As the triumph of love is the main theme of this Götterdämmerung, love itself is being rhapsodized in all possible combinations: conjugal love in the “day break”, wild sex (nearly a rape with coitus interruptus) in Siegfried’s approach to a sensual , and sex starving Gutrune, a full orgy in Brünnhilde’s rock, teasing petting in the scene of Siegfried with the Rhinemaden , lust for unsatisfied love by Günther, Hagen and Alberich . Again as love is at the center of Götterdämmerung as well as of the Ring , Mehta has a lyric approach to the score , quite different from that (very dramatic) of the Florence 1979-81 Ring. The Maggio Musicale Orchestra and Chorus responded in an excellent manner.
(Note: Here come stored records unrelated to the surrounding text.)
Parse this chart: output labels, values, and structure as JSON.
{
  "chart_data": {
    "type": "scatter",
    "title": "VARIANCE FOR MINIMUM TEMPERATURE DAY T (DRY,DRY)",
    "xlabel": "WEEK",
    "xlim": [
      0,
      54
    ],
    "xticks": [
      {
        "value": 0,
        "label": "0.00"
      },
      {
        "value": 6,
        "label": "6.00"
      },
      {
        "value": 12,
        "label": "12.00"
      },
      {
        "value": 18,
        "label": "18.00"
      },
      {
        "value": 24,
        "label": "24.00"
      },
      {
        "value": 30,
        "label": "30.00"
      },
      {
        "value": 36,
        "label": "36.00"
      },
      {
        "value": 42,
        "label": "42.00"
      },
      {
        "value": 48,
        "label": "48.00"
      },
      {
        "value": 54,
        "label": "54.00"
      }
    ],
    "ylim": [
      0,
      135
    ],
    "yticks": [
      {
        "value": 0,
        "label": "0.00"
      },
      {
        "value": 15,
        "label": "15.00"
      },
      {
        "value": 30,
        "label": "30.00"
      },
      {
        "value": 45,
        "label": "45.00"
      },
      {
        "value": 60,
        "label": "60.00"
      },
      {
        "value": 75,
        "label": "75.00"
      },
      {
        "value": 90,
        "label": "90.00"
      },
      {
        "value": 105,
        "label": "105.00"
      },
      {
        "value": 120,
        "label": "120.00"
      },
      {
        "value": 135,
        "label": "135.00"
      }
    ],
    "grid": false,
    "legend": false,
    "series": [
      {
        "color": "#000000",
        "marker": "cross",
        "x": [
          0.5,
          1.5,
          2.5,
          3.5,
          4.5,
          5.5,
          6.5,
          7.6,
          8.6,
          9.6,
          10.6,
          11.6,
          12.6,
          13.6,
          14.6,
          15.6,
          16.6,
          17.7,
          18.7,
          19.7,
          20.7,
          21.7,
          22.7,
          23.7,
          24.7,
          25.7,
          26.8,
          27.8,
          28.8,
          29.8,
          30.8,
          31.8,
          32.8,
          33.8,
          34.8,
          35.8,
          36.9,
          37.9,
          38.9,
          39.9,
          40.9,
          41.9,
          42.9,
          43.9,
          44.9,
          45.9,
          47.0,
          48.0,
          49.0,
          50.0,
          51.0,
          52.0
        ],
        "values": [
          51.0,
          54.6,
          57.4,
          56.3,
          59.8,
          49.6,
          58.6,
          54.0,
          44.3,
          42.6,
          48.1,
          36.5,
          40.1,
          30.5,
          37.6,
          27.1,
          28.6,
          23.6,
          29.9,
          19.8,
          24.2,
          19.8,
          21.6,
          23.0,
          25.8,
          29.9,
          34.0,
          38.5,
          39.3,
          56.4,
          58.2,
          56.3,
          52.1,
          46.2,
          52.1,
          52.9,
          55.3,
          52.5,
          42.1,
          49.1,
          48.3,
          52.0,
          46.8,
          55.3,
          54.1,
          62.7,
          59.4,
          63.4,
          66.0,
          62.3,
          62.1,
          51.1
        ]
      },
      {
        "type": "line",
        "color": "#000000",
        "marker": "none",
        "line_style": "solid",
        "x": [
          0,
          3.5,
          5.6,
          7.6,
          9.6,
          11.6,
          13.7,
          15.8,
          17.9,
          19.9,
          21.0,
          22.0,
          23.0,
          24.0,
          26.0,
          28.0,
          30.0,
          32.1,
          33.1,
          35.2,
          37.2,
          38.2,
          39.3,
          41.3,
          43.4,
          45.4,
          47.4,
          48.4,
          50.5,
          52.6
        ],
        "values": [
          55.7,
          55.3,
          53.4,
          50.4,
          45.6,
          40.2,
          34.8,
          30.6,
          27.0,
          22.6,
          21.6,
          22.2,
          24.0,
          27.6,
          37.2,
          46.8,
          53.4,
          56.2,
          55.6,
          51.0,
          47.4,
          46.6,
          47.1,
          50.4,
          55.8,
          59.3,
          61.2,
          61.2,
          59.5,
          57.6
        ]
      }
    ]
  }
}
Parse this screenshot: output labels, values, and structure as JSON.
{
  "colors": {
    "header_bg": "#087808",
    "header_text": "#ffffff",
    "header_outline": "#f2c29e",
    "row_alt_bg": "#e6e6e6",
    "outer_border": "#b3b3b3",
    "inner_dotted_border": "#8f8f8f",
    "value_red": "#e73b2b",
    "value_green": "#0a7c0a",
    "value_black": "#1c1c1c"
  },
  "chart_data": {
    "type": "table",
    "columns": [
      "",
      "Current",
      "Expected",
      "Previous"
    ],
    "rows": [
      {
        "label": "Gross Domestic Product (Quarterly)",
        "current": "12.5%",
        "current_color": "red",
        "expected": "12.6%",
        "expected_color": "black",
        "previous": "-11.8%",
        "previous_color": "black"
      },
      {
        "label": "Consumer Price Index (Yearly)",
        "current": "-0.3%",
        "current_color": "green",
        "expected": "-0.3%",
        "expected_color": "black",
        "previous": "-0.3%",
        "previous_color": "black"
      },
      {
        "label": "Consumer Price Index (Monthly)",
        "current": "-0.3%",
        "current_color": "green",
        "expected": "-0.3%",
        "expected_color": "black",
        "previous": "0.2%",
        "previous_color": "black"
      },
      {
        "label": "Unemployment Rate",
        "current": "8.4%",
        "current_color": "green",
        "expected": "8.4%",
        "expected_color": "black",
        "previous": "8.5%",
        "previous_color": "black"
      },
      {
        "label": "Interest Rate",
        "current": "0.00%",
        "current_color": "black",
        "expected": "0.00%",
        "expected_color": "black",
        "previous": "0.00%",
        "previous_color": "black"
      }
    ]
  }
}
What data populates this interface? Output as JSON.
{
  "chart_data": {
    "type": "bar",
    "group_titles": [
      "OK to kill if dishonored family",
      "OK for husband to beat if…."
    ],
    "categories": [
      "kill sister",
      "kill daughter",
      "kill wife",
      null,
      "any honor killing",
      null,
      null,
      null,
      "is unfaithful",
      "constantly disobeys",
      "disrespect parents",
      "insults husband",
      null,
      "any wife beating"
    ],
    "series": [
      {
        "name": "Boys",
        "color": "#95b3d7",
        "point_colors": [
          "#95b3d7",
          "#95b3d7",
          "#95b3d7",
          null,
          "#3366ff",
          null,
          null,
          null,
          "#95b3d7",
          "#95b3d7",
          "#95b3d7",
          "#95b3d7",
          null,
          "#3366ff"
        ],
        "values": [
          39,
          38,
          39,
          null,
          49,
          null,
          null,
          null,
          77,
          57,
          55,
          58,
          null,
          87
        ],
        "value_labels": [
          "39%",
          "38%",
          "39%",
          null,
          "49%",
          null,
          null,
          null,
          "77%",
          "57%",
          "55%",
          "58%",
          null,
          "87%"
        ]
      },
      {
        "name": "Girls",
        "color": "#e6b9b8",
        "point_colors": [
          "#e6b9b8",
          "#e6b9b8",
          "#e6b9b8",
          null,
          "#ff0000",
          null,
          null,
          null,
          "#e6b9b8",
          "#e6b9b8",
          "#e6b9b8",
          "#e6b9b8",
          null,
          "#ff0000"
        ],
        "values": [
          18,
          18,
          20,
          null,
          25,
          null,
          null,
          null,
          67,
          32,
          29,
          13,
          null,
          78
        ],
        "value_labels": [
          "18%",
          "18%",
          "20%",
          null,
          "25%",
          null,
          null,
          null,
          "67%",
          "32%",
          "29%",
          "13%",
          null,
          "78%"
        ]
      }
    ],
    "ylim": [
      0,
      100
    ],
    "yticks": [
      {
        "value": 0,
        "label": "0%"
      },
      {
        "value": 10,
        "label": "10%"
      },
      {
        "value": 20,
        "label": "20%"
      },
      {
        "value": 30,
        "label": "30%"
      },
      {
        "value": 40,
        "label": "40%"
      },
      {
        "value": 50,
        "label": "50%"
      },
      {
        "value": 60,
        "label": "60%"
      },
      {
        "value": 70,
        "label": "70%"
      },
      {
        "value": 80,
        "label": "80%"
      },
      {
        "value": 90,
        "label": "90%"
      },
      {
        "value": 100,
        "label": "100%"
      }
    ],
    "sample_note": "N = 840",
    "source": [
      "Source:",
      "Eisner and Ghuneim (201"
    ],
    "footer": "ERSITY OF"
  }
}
Also, both Mehta and La Fura have, at their disposal, a better cast of singers and actors than that of the 1979-81 when Jean Cox as Siegfried was already way over bend. Lance Ryan is well known to the American and German audience, but he has seldom sung in Italy. Notably, he has never shown his athletic qualities. In this Götterdämmerung, as soon as he is welcome to dinner in the Gibichung royal hall, the Canadian tenor, as any good red blooded but well mannered North American, takes off his dirty forest wilderness clothes to shower and put on a proper attire: his high “Cs” and legatos are beautiful under the shower and when , due to Hagen’s potion, tries to do it with Gutrune on the dinner table and in front of his hosts. He can even sing hanging by his feet in the confrontation with in Brünnhilde in the second act. And he can shoot an acute after another. Not a full heldentenor, but a very good tenor with a crystal clear timbre.
Brünnhilde is another North American , Jennifer Wilson, recently applauded as Isolde in Los Angeles. She is as overweight as expected by a Walkyrie and, albeit very good with the high tonalities, she has some difficulties in descending to low pitched tones. She masters the role technically by molding the use of her voice to fully explode in the final holocaust scene.
The Ghichung Kingdom is a modern Metropolis for rather vulgar nouveaux riches. In the smoke stocks of a declining industrial society, a ticker - similar to those of Cnbc or any other all news TV financial channels - reports the stock exchange news. Gutrune is a sexy lyric soprano (Bernardette Flaitz), Günther a well round baritone (Stefan Stoll), Hagen a deep basso (Hans Peter Köning), Alberich a less deep basso bordering on a baritone voice (Franz-Joseph Kapellman). Of all the other singers, a special mention is needed for Catherine Wyn-Rogers (Waltraute), the only semi-Divinity in this very human Gesmtkunswerk (total theater) centered on love.